En el transcurso de la travesía entre Santiago y la capital cubana, se levantó un ciclón. El Valbanera se hundió frente al puerto habanero, pero la imaginación indiana dice que el ciclón levantó en peso al paquebote y que desde el malecón se le vio salir volando hacia Florida. También dicen que algunos trozos del barco fueron encontrados en Cayo Ciego, muy lejos del lugar del desastre. Lo cierto es que la marina norteamericana afirma que los restos están hundidos en el Bajo de la Media Luna, lo que deja en imaginación la historia del vuelo del navío. Incluso, parece que el comandante de un barco de guerra americano vio el naufragio hacia las once de la noche del 9 de septiembre. Las Islas Canarias se conmovieron con el suceso. Se dijo que murieron mil canarios, aunque la naviera aseguró que sólo eran cuatrocientos. En cualquier caso, muchos que llevaban billete hasta La Habana se salvaron porque no subieron al barco después de la escala en Santiago. Sir Thomas no creía en la casualidad y estaba seguro de que un huracán de aquellas características debía de haber sido anunciado, y por eso los más prudentes prefirieron quedarse en tierra firme.

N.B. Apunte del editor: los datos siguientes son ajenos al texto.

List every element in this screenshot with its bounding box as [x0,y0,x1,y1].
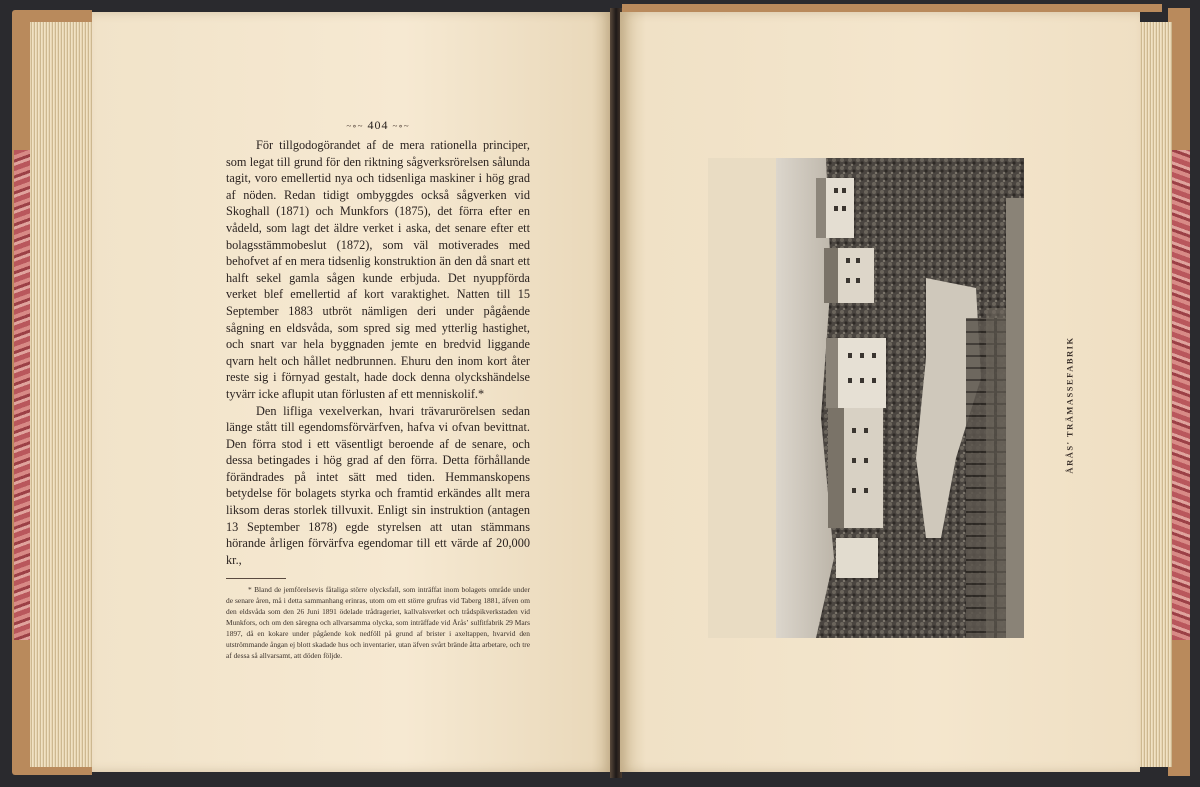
ornament-left-icon: ~∘~ [346,121,364,131]
page-number-header [226,118,530,133]
marbled-edge-right [1172,150,1190,640]
page-edges-left [30,22,92,767]
footnote-rule [226,578,286,579]
paragraph: Den lifliga vexelverkan, hvari trävarurörelsen sedan länge stått till egendomsförvärfven, hafva vi ofvan bevittnat. Den förra stod i ett väsentligt beroende af de senare, och dessa betingades i hög grad af den förra. Detta förhållande förändrades på intet sätt med tiden. Hemmanskopens betydelse för bolagets styrka och framtid erkändes allt mera liksom deras storlek tillvuxit. Enligt sin instruktion (antagen 13 September 1878) egde styrelsen att utan stämmans hörande årligen förvärfva egendomar till ett värde af 20,000 kr., [226,403,530,567]
plate-caption-text: ÅRÅS' TRÄMASSEFABRIK [1065,336,1076,474]
ornament-right-icon: ~∘~ [392,121,410,131]
book-cover-top-right [622,4,1162,12]
left-page-text [226,118,530,662]
plate-caption [1062,300,1078,510]
body-text [226,137,530,568]
page-edges-right [1140,22,1172,767]
paragraph: För tillgodogörandet af de mera rationella principer, som legat till grund för den riktning sågverksrörelsen sålunda tagit, voro emellertid nya och tidsenliga maskiner i hög grad af nöden. Redan tidigt ombyggdes också sågverken vid Skoghall (1871) och Munkfors (1875), det förra efter en vådeld, som lagt det äldre verket i aska, det senare efter ett bolagsstämmobeslut (1872), som väl motiverades med behofvet af en mera tidsenlig konstruktion än den då snart ett halft sekel gamla sågen kunde erbjuda. Det nyuppförda verket blef emellertid af kort varaktighet. Natten till 15 September 1883 utbröt nämligen deri under pågående sågning en eldsvåda, som spred sig med ytterlig hastighet, och snart var hela byggnaden jemte en bredvid liggande qvarn helt och hållet nedbrunnen. Ehuru den inom kort åter reste sig i förnyad gestalt, hade dock denna olyckshändelse tyvärr icke aflupit utan förlusten af ett menniskolif.* [226,138,530,401]
page-number: 404 [367,118,389,132]
footnote: * Bland de jemförelsevis fåtaliga större olycksfall, som inträffat inom bolagets område under de senare åren, må i detta sammanhang erinras, utom om ett större grufras vid Taberg 1881, äfven om den eldsvåda som den 26 Juni 1891 ödelade trådrageriet, kallvalsverket och trådspikverkstaden vid Munkfors, och om den säregna och allvarsamma olycka, som inträffade vid Åråsʼ sulfitfabrik 29 Mars 1897, då en kokare under pågående kok nedföll på grund af brister i axeltappen, hvarvid den utströmmande ångan ej blott skadade hus och inventarier, utan äfven svårt brände åtta arbetare, och tre af dessa så allvarsamt, att döden följde. [226,585,530,660]
factory-photograph [776,158,1024,638]
factory-photo-image [776,158,1024,638]
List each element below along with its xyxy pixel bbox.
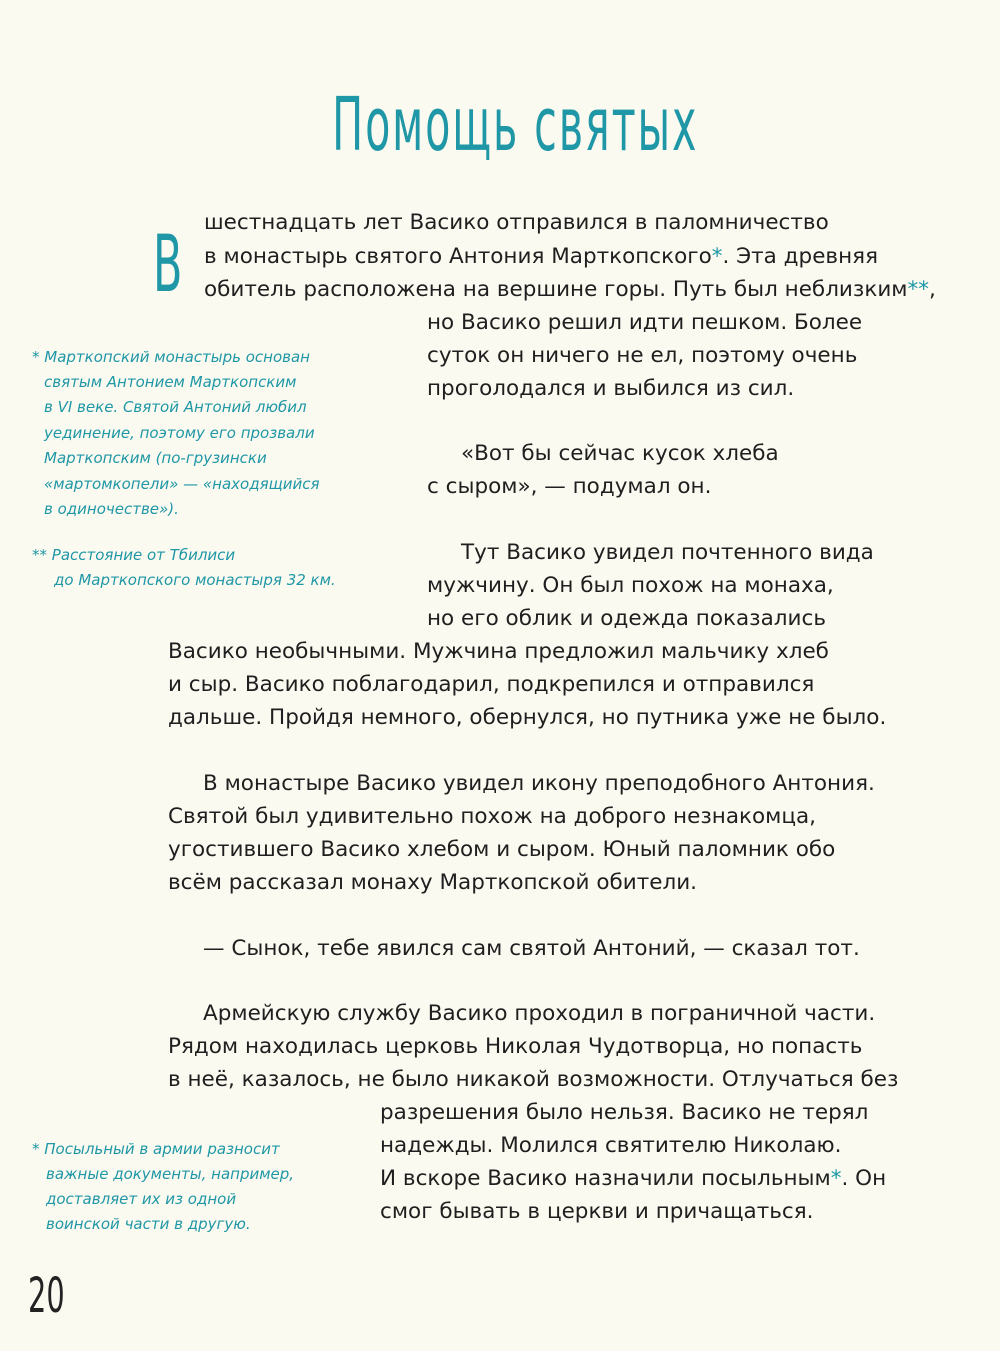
footnote-line: «мартомкопели» — «находящийся [44, 475, 320, 493]
text-line: разрешения было нельзя. Васико не терял [380, 1100, 869, 1125]
text-line: «Вот бы сейчас кусок хлеба [461, 441, 779, 466]
footnote-line: уединение, поэтому его прозвали [44, 424, 315, 442]
footnote-marker: ** [907, 277, 930, 302]
footnote-line: важные документы, например, [46, 1165, 295, 1183]
text-line: угостившего Васико хлебом и сыром. Юный паломник обо [168, 837, 836, 862]
text-line: с сыром», — подумал он. [427, 474, 712, 499]
footnote-marker: * [711, 244, 723, 269]
drop-cap: В [153, 220, 183, 310]
text-line: смог бывать в церкви и причащаться. [380, 1199, 814, 1224]
text-line: Армейскую службу Васико проходил в пограничной части. [203, 1001, 876, 1026]
text-line: но его облик и одежда показались [427, 606, 826, 631]
footnote-line: воинской части в другую. [46, 1215, 251, 1233]
text-line: мужчину. Он был похож на монаха, [427, 573, 834, 598]
chapter-title: Помощь святых [332, 82, 699, 168]
footnote-line: * Посыльный в армии разносит [32, 1140, 280, 1158]
footnote-line: до Марткопского монастыря 32 км. [54, 571, 336, 589]
footnote-line: в VI веке. Святой Антоний любил [44, 398, 307, 416]
text-line: шестнадцать лет Васико отправился в паломничество [204, 210, 829, 235]
footnote-line: в одиночестве»). [44, 500, 179, 518]
text-line: И вскоре Васико назначили посыльным*. Он [380, 1166, 887, 1191]
text-line: надежды. Молился святителю Николаю. [380, 1133, 842, 1158]
text-line: всём рассказал монаху Марткопской обители. [168, 870, 698, 895]
footnote-marker: * [830, 1166, 842, 1191]
text-line: в неё, казалось, не было никакой возможности. Отлучаться без [168, 1067, 899, 1092]
text-line: проголодался и выбился из сил. [427, 376, 795, 401]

-Y si había un ciclón, ¿cómo es que estaba por allí un barco de guerra americano? -se preguntaba Toribio.
Al cabo de los años, Rogelio Palmés regresó a Las Palmas con lo puesto. La fortuna no quiso cuentas con él, y a duras penas logró el dinero para el billete de vuelta. Una vez en su isla natal, se dedicó más a las copas que al trabajo, y su mujer estaba amargada.
-Rogelio, que el ron te va a matar le decía.
-Un vez me salvó una borrachera, de ley sería que una borrachera me matara.
Pero con Rogelio Palmés nació otra leyenda sobre los inmortales. Se cayó docenas de veces en los callejones de El Risco, unos marineros portugueses le dieron una cuchillada durante una riña cerca de la calle de La Marina, fue atropellado, desriscado y pateado hasta el infinito, y la muerte se vio impotente para hacerse con él.
Sir Thomas Pilcher, superviviente del Titánic, murió, ya muy viejo, en el Londres del que había desertado, durante un verano en que decidió acudir a Inglaterra para vender el resto de sus pertenencias. Cuando esperaba el tren en la estación Victoria se desvaneció y cayó fulminado. Allí lo dejaron creyendo que era un vagabundo borracho, y cuando se dieron cuenta de que estaba muerto y de quien era, los diarios dijeron que había fallecido en su cama de un ataque al corazón.
Rogelio Palmés, salvado por el ron cubano de una muerte segura en el Valbanera, murió a los setenta años. Borracho, como era su estado natural, se cayó junto a unos sacos de afrecho en un almacén de la zona portuaria. Las ratas habían abierto un agujero en uno de los sacos. El afrecho empezó a caer sobre el rostro de Palmés y le ocasionó la muerte por asfixia. Rogelio Palmés y Sir Thomas Pilcher, supervivientes de cien lances mortales y aliados con la vida en las catástrofes del Titánic y el Valbanera, murieron de la forma más absurda.
-Es que no podía ser de otra manera -comentaba Toribio cuando lo recordaba.